Studi siklus hidup menunjukkan substitusi bark atas bahan bakar fosil memangkas emisi CO₂ sekitar ~90% (karena CO₂ biogenik tidak dihitung) (frontiersin.org). Tren baru melihat bark sebagai feedstock bernilai tambah: biorefinery terintegrasi—gasifikasi bark + black liquor untuk biofuel, dengan pulp sebagai coproduct (frontiersin.org; frontiersin.org). Di Indonesia, biomassa menjadi prioritas kebijakan energi nasional (target EBT ~23% pada 2025; biomassa prioritas kedua setelah surya) (fwi.or.id). PLN berencana co‑firing serbuk gergaji, wood pellet, dan chips—secara implisit termasuk bahan bakar asal bark—untuk mengganti 5–10% batu bara (fwi.or.id). Investasi menyusul: pembangkit biomassa 97 MW (menggunakan limbah kayu pabrik pulp) tengah dikembangkan di Riau (power-technology.com).
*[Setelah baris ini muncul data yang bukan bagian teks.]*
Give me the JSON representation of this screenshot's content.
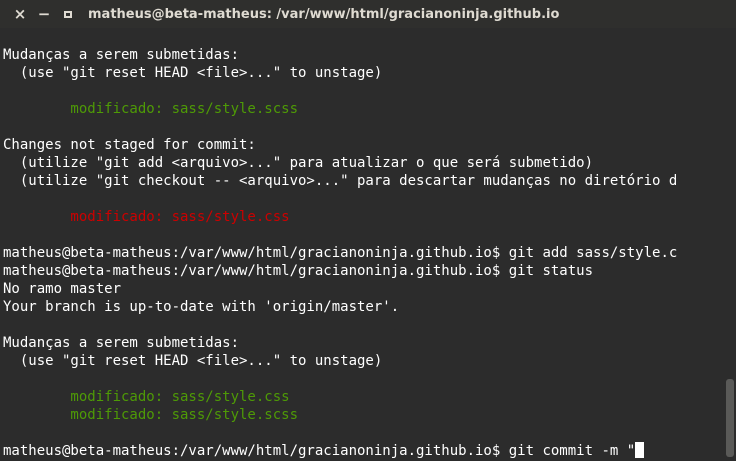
{
  "window": {
    "title": "matheus@beta-matheus: /var/www/html/gracianoninja.github.io",
    "close_glyph": "×",
    "min_glyph": "−"
  },
  "terminal": {
    "lines": [
      {
        "text": "Mudanças a serem submetidas:",
        "color": "default"
      },
      {
        "text": "  (use \"git reset HEAD <file>...\" to unstage)",
        "color": "default"
      },
      {
        "text": "",
        "color": "default"
      },
      {
        "text": "\tmodificado: sass/style.scss",
        "color": "green"
      },
      {
        "text": "",
        "color": "default"
      },
      {
        "text": "Changes not staged for commit:",
        "color": "default"
      },
      {
        "text": "  (utilize \"git add <arquivo>...\" para atualizar o que será submetido)",
        "color": "default"
      },
      {
        "text": "  (utilize \"git checkout -- <arquivo>...\" para descartar mudanças no diretório d",
        "color": "default"
      },
      {
        "text": "",
        "color": "default"
      },
      {
        "text": "\tmodificado: sass/style.css",
        "color": "red"
      },
      {
        "text": "",
        "color": "default"
      },
      {
        "text": "matheus@beta-matheus:/var/www/html/gracianoninja.github.io$ git add sass/style.c",
        "color": "default"
      },
      {
        "text": "matheus@beta-matheus:/var/www/html/gracianoninja.github.io$ git status",
        "color": "default"
      },
      {
        "text": "No ramo master",
        "color": "default"
      },
      {
        "text": "Your branch is up-to-date with 'origin/master'.",
        "color": "default"
      },
      {
        "text": "",
        "color": "default"
      },
      {
        "text": "Mudanças a serem submetidas:",
        "color": "default"
      },
      {
        "text": "  (use \"git reset HEAD <file>...\" to unstage)",
        "color": "default"
      },
      {
        "text": "",
        "color": "default"
      },
      {
        "text": "\tmodificado: sass/style.css",
        "color": "green"
      },
      {
        "text": "\tmodificado: sass/style.scss",
        "color": "green"
      },
      {
        "text": "",
        "color": "default"
      }
    ],
    "prompt_line": "matheus@beta-matheus:/var/www/html/gracianoninja.github.io$ git commit -m \""
  },
  "colors": {
    "background": "#2c2c2c",
    "foreground": "#ffffff",
    "green": "#4e9a06",
    "red": "#cc0000"
  }
}
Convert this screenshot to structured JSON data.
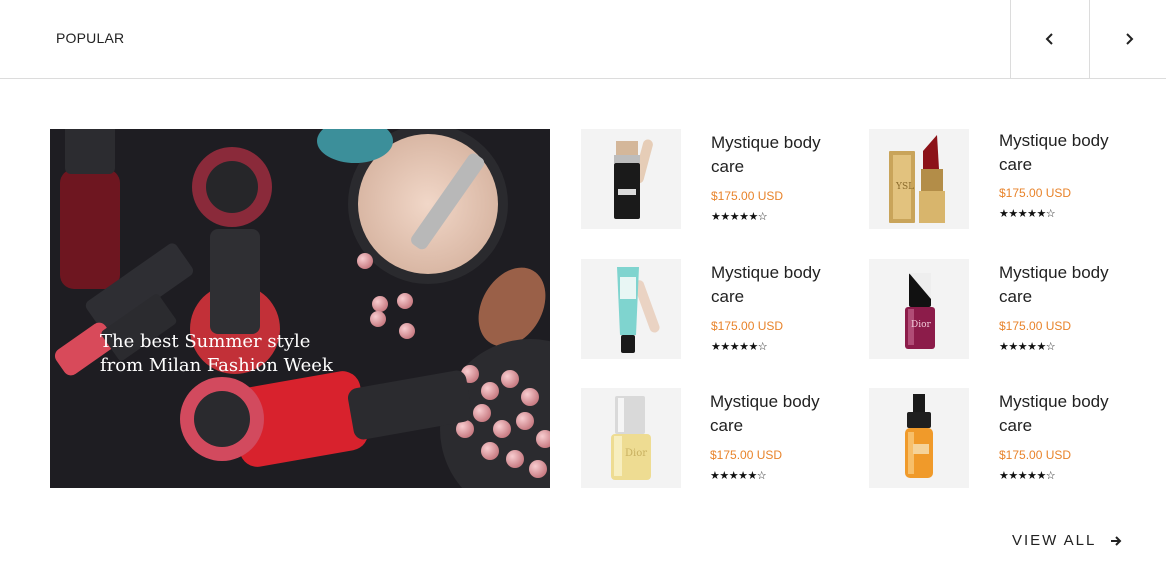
{
  "header": {
    "section_title": "POPULAR",
    "prev_icon": "chevron-left-icon",
    "next_icon": "chevron-right-icon"
  },
  "hero": {
    "caption": "The best Summer style\nfrom Milan Fashion Week"
  },
  "products": [
    {
      "name": "Mystique body care",
      "price": "$175.00 USD",
      "rating": "★★★★★☆",
      "image": "foundation-stick"
    },
    {
      "name": "Mystique body care",
      "price": "$175.00 USD",
      "rating": "★★★★★☆",
      "image": "lipstick"
    },
    {
      "name": "Mystique body care",
      "price": "$175.00 USD",
      "rating": "★★★★★☆",
      "image": "primer-tube"
    },
    {
      "name": "Mystique body care",
      "price": "$175.00 USD",
      "rating": "★★★★★☆",
      "image": "nail-polish-plum"
    },
    {
      "name": "Mystique body care",
      "price": "$175.00 USD",
      "rating": "★★★★★☆",
      "image": "nail-polish-yellow"
    },
    {
      "name": "Mystique body care",
      "price": "$175.00 USD",
      "rating": "★★★★★☆",
      "image": "serum-bottle"
    }
  ],
  "footer": {
    "view_all_label": "VIEW ALL",
    "view_all_icon": "arrow-right-icon"
  },
  "colors": {
    "price": "#e8832a",
    "border": "#dcdcdc",
    "thumb_bg": "#f3f3f3"
  }
}
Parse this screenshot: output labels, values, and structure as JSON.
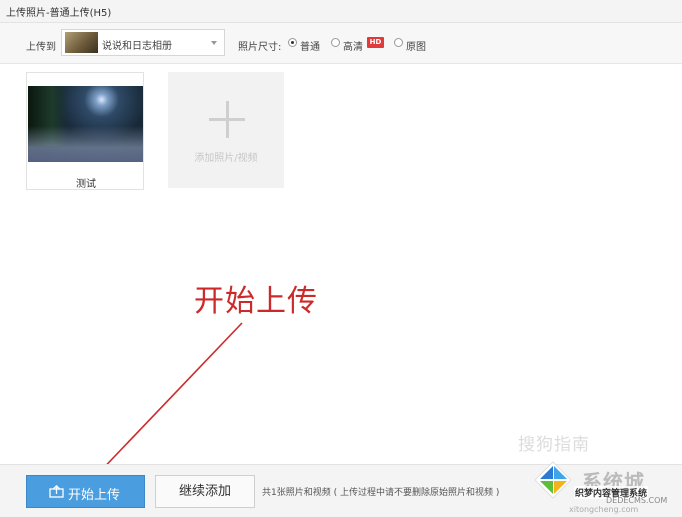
{
  "window": {
    "title": "上传照片-普通上传(H5)"
  },
  "toolbar": {
    "upload_to_label": "上传到",
    "album_name": "说说和日志相册",
    "size_label": "照片尺寸:",
    "size_options": [
      {
        "label": "普通",
        "selected": true
      },
      {
        "label": "高清",
        "selected": false,
        "badge": "HD"
      },
      {
        "label": "原图",
        "selected": false
      }
    ]
  },
  "photos": [
    {
      "caption": "测试"
    }
  ],
  "add_tile": {
    "label": "添加照片/视频"
  },
  "annotation": {
    "text": "开始上传",
    "color": "#cc2a2a"
  },
  "bottom": {
    "start_label": "开始上传",
    "continue_label": "继续添加",
    "info": "共1张照片和视频 ( 上传过程中请不要删除原始照片和视频 )"
  },
  "watermarks": {
    "sogou": "搜狗指南",
    "brand": "系统城",
    "site_name": "织梦内容管理系统",
    "dede": "DEDECMS.COM",
    "domain": "xitongcheng.com"
  },
  "colors": {
    "primary_button": "#4a9ee0",
    "hd_badge": "#e03a3a"
  }
}
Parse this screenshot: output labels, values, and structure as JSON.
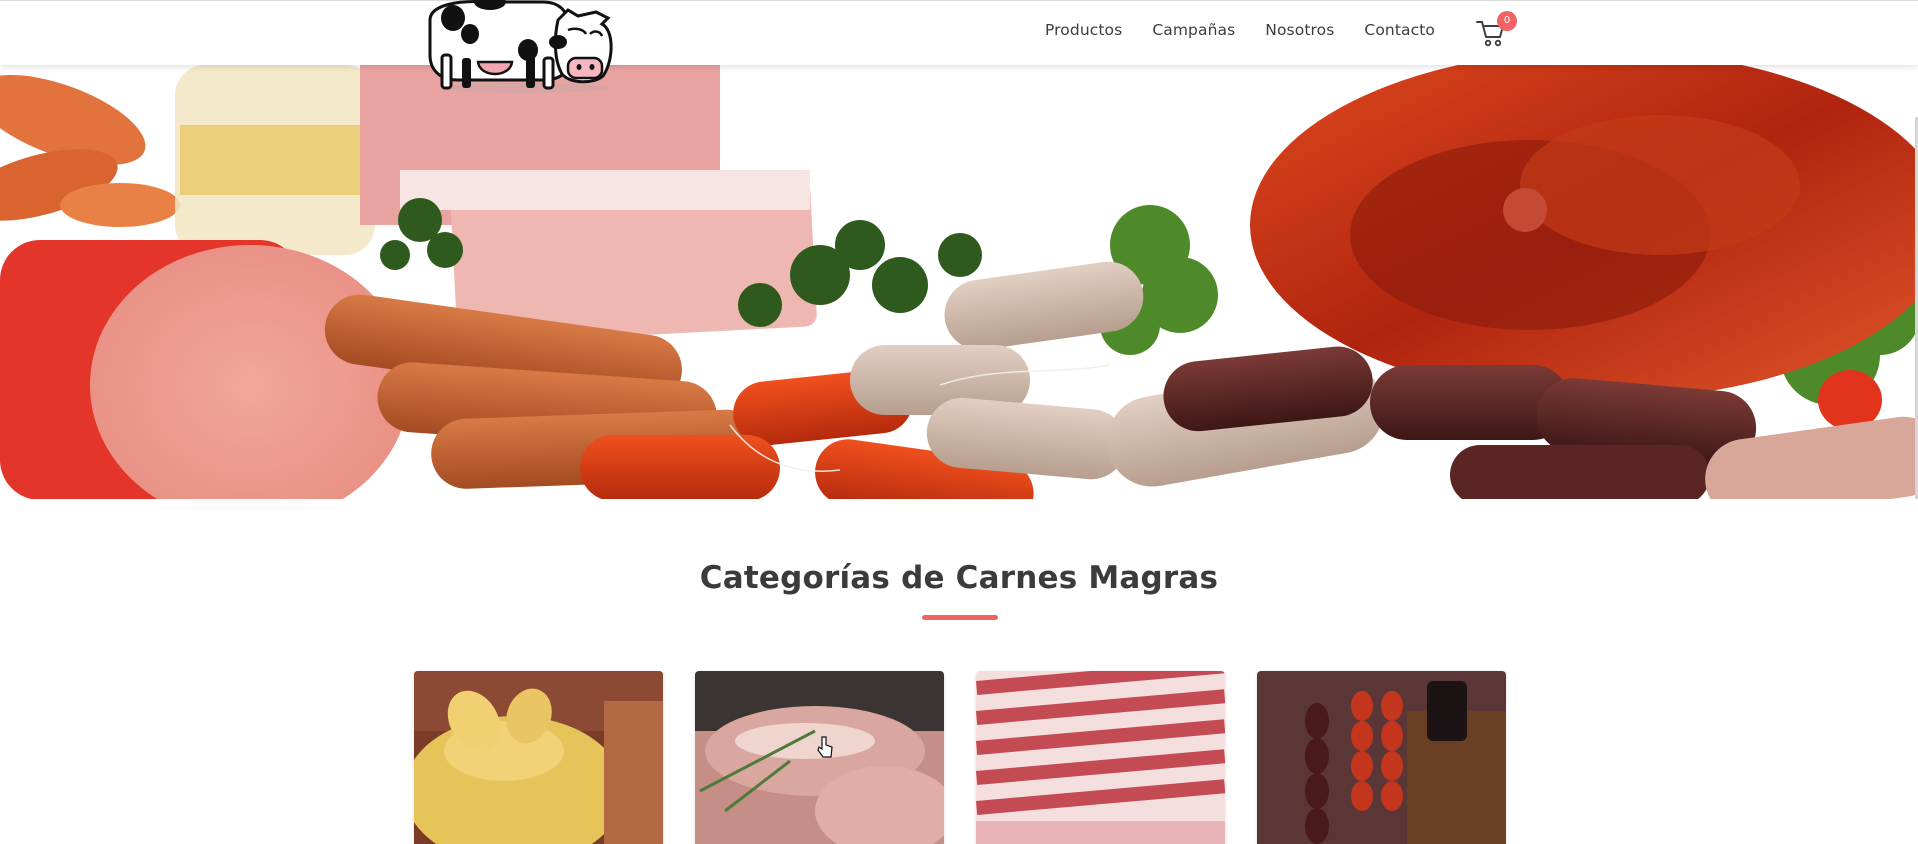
{
  "nav": {
    "items": [
      {
        "label": "Productos"
      },
      {
        "label": "Campañas"
      },
      {
        "label": "Nosotros"
      },
      {
        "label": "Contacto"
      }
    ],
    "cart_count": "0",
    "cart_icon": "shopping-cart-icon"
  },
  "brand": {
    "logo_icon": "cow-logo-icon"
  },
  "hero": {
    "image": "cured-meats-and-sausages-photo"
  },
  "section": {
    "title": "Categorías de Carnes Magras"
  },
  "categories": [
    {
      "image": "whole-chicken-photo"
    },
    {
      "image": "pork-loin-with-rosemary-photo"
    },
    {
      "image": "pork-ribs-photo"
    },
    {
      "image": "hanging-chorizo-and-morcilla-photo"
    }
  ],
  "colors": {
    "accent": "#f06465",
    "text": "#3b3b3b"
  }
}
Kombinasi bark dengan limbah lain (mis. sludge pabrik) untuk co‑firing atau densifikasi (pellet) juga dilaporkan dapat meningkatkan kemudahan penanganan dan menekan susut biologis selama penyimpanan (link.springer.com; link.springer.com).
Baca juga:
Penerapan Sistem Biofilter dalam Pengolahan Limbah Air
Intinya
Bark dan limbah kayu—dulu dianggap gangguan—kini menjadi arus bahan bakar utama pabrik. Pembakaran bark di boiler biomassa adalah rute matang untuk uap dan daya on‑site, sering memangkas hampir seluruh kebutuhan bahan bakar beli. Kunci teknisnya: mengelola kadar air tinggi dan abrasivitas, dengan desain konveyor/feeding yang tepat, pengeringan (belt dryer), dan kontrol debu/emisi. Arah global dan Indonesia mendorong maksimalisasi pemanfaatan bark—bahkan menuju gasifikasi untuk biofuel—selaras agenda ekonomi sirkular (valmet.com; fwi.or.id).
Sumber: ringkasan data dan kajian: yield bark (~100–300 kg/ton pulp) (bioresourcesbioprocessing.springeropen.com); komposisi & energi bark (ej-energy.org; researchgate.net); kinerja pabrik (uap per bahan bakar, efisiensi) (ej-energy.org; metsagroup.com); peralatan & penanganan (valmet.com; flexco.co.za); serta kebijakan/market Indonesia (fwi.or.id; power-technology.com). Semua pernyataan di atas merujuk pada artikel ilmiah, laporan industri, dan sumber pemerintah tersebut.